Press release - Three regions, three economies?

Are the production structures in the Flemish, Walloon and Brussels Regions interconnected, or conversely, do they tend to function independently of one another? This article shines a light on trade between the three Regions and assesses the size of the regional barriers that exist in Belgium. Establishing a trading relationship with a firm located in a different region does in fact entail an additional cost. According to our estimates, it is equivalent to an implicit extra distance between the customer firm and the supplier of up to 30 km.

These interregional barriers mainly affect trade in services, where the regulatory, linguistic or cultural component exerts a greater influence. Conversely, there is no significant barrier to trade in industrial goods which are more universal in character.

The scale of the regional barriers varies according to the region concerned. Our estimates indicate that a Flemish firm faces an implicit barrier equivalent to 10 km when wishing to make a sale to a Walloon firm. A Walloon supplier seeking a Flemish trade customer is confronted by an implicit barrier of 30 km. In regard to its export production and consumption, Flanders therefore makes less use of value originating from the other two regions than do Wallonia and Brussels. The Brussels Region is a rather special case because its firms often act as a link between the various economic sub-networks.

Of course, location within a region is not the only factor influencing economic relations between supplier and customer firms. Geographical distance is the primary factor here, regardless of the respective regions. Economic factors, such as size, sector of activity, any financial links, or membership of the same economic sub-network, also play a crucial role. In that connection, mapping the sub-networks demonstrates the existence of a number of areas within which trade is more intense.

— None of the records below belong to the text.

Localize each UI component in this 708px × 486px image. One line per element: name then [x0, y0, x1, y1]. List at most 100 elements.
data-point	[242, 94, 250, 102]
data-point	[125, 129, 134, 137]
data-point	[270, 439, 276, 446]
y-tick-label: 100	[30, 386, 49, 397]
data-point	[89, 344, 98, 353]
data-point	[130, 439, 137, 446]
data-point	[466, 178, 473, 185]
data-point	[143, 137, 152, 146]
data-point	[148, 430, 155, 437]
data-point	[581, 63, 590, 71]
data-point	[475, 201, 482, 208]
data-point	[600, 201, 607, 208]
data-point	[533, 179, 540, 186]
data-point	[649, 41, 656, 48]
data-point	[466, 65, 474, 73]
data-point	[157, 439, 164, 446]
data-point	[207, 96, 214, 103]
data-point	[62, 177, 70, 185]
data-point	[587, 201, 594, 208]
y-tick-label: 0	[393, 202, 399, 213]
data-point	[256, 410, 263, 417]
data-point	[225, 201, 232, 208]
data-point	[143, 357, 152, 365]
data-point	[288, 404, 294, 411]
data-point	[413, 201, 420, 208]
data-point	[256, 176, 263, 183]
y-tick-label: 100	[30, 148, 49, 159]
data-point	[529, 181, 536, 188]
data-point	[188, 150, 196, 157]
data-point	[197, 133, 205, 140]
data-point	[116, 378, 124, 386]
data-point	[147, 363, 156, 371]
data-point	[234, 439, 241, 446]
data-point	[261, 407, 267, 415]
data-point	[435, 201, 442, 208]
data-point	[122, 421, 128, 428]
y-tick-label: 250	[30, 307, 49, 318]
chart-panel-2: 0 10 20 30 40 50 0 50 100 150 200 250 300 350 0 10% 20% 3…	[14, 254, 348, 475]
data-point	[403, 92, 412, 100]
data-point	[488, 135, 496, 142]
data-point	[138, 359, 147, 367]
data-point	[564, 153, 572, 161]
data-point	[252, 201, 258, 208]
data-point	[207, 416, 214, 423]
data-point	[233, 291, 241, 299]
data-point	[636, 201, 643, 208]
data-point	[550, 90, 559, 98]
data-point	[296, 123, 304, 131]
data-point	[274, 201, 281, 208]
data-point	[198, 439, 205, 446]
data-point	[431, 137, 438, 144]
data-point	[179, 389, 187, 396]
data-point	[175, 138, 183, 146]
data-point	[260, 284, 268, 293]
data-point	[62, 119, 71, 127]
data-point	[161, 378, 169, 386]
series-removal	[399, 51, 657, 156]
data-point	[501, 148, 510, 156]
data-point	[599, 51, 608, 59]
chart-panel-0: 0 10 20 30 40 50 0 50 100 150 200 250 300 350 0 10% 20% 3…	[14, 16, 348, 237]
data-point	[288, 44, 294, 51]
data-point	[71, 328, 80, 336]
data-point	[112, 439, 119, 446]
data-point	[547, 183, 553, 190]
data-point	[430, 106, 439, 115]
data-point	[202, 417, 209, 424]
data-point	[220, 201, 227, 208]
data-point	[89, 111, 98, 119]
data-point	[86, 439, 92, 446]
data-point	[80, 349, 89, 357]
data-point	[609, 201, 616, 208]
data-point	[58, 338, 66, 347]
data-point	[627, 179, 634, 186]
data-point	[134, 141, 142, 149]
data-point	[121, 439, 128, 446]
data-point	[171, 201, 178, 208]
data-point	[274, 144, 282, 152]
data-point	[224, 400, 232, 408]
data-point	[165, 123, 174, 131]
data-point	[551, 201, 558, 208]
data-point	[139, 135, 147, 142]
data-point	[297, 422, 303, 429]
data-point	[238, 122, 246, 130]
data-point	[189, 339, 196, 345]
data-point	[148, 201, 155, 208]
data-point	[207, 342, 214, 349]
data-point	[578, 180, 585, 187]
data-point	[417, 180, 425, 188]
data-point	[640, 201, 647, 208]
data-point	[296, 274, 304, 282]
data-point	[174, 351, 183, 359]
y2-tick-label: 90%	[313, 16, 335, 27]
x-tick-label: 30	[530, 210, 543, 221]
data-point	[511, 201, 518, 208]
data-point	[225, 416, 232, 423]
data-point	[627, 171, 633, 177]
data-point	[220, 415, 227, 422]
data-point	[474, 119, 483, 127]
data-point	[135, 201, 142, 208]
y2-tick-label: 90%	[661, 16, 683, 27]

However, one thing is certain: the presence of interregional barriers does not prevent trade between the various regions. Half of all firms in Belgium sell to trade customers in another region. Overall, each region is involved in the export trade of the other two regions. Moreover, 7% of Flemish value added is invested or consumed by households or public authorities in the other two regions. For Flanders, the Walloon market alone is comparable in importance to the German or French market, and more important than the Dutch market. For Wallonia and Brussels, the interregional market absorbs 9% and 40% respectively of the value added created. It is accounts for a bigger share than the German and French markets taken together. In that respect, it should be noted that the amount of exported value added from Flanders is much larger than from Wallonia on almost every single foreign market. However, there are noticeable differences in terms of the geographic repartition of the exports of those two regions.